Methods: This was a cross-sectional quantitative descriptive study. Postpartum registered nurses (RN) were recruited via email, staff meetings, posted flyers, and personal invitation. RNs completed the 43-item Perinatal Bereavement Care Confidence Scale (PBCCS) and demographic information. The PBCCS has four subscales: Bereavement Support Knowledge (BSK), Bereavement Support Skills (BSS), Self-Awareness (SA), and Organizational Support (OS). Data were collected from May to July 2021 and analyzed using Pearson’s correlation and one-way ANOVA.
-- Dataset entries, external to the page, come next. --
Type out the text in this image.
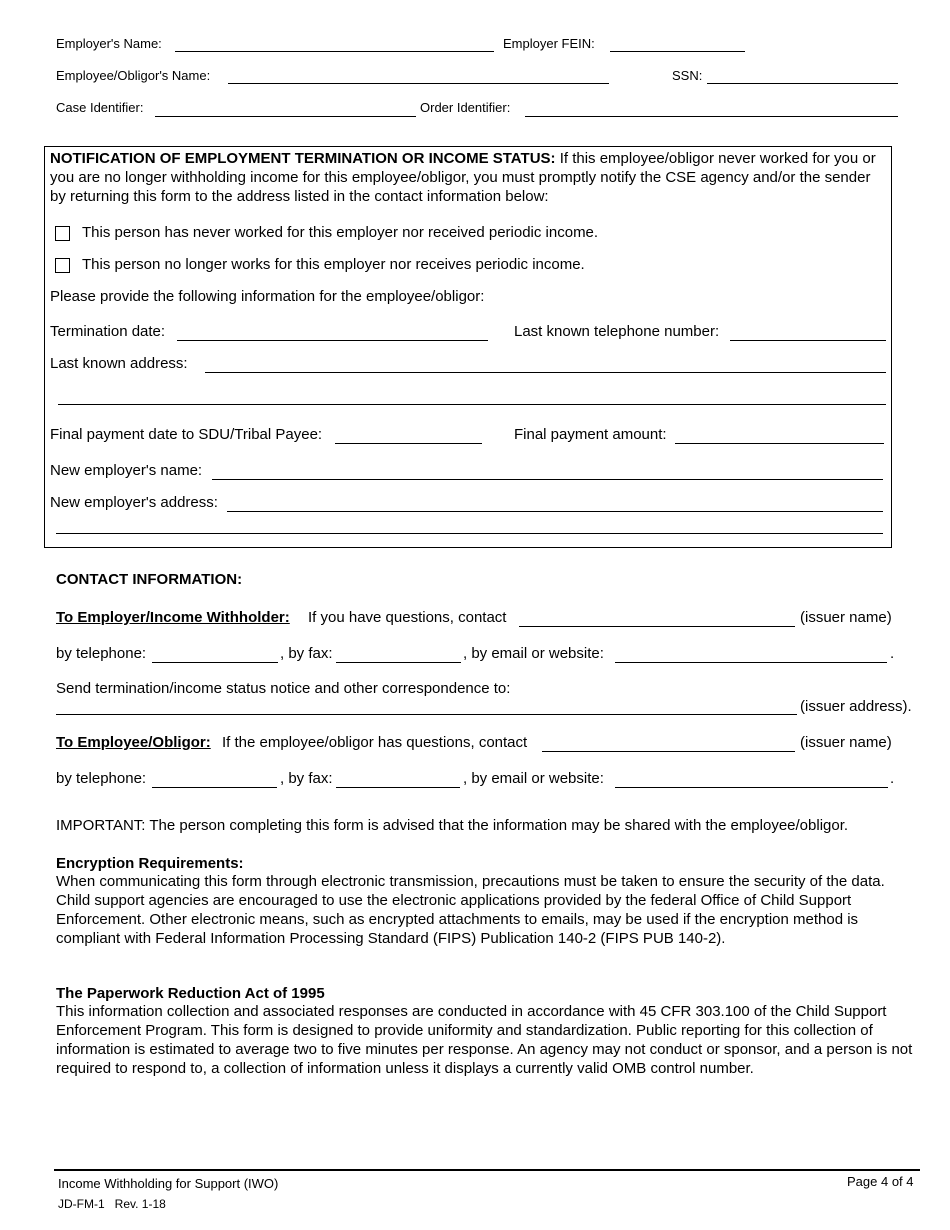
Employer's Name:	Employer FEIN:
Employee/Obligor's Name:	SSN:
Case Identifier:	Order Identifier:
NOTIFICATION OF EMPLOYMENT TERMINATION OR INCOME STATUS: If this employee/obligor never worked for you or you are no longer withholding income for this employee/obligor, you must promptly notify the CSE agency and/or the sender by returning this form to the address listed in the contact information below:
This person has never worked for this employer nor received periodic income.
This person no longer works for this employer nor receives periodic income.
Please provide the following information for the employee/obligor:
Termination date:	Last known telephone number:
Last known address:
Final payment date to SDU/Tribal Payee:	Final payment amount:
New employer's name:
New employer's address:
CONTACT INFORMATION:
To Employer/Income Withholder: If you have questions, contact	(issuer name)
by telephone:	, by fax:	, by email or website:	.
Send termination/income status notice and other correspondence to:
(issuer address).
To Employee/Obligor: If the employee/obligor has questions, contact	(issuer name)
by telephone:	, by fax:	, by email or website:	.
IMPORTANT: The person completing this form is advised that the information may be shared with the employee/obligor.
Encryption Requirements:
When communicating this form through electronic transmission, precautions must be taken to ensure the security of the data. Child support agencies are encouraged to use the electronic applications provided by the federal Office of Child Support Enforcement. Other electronic means, such as encrypted attachments to emails, may be used if the encryption method is compliant with Federal Information Processing Standard (FIPS) Publication 140-2 (FIPS PUB 140-2).
The Paperwork Reduction Act of 1995
This information collection and associated responses are conducted in accordance with 45 CFR 303.100 of the Child Support Enforcement Program. This form is designed to provide uniformity and standardization. Public reporting for this collection of information is estimated to average two to five minutes per response. An agency may not conduct or sponsor, and a person is not required to respond to, a collection of information unless it displays a currently valid OMB control number.
Income Withholding for Support (IWO)	Page 4 of 4
JD-FM-1   Rev. 1-18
Results: The sample consisted of 48 RNs. PBCCS subscale averages were BSK=50.85/75, BSS=28.72/45, SA=26.31/55, and OS=33.79/40. Statistically significant correlations (r=.311-.386) were found between BSK and age groups, BSK and level of experience, and SA and RNs who received prior BS education. Statistically significant one-way ANOVA results showed differences in a) BSK across age groups, b) BSK across experience levels, c) total PBCCS scores and age groups, and d) total PBCCS scores and prior BS education.

Discussion: Nurses’ confidence in providing BS affects the psychological/emotional well-being of parents and RNs. Results suggest RNs need further BS education with assessment of actual knowledge/skills.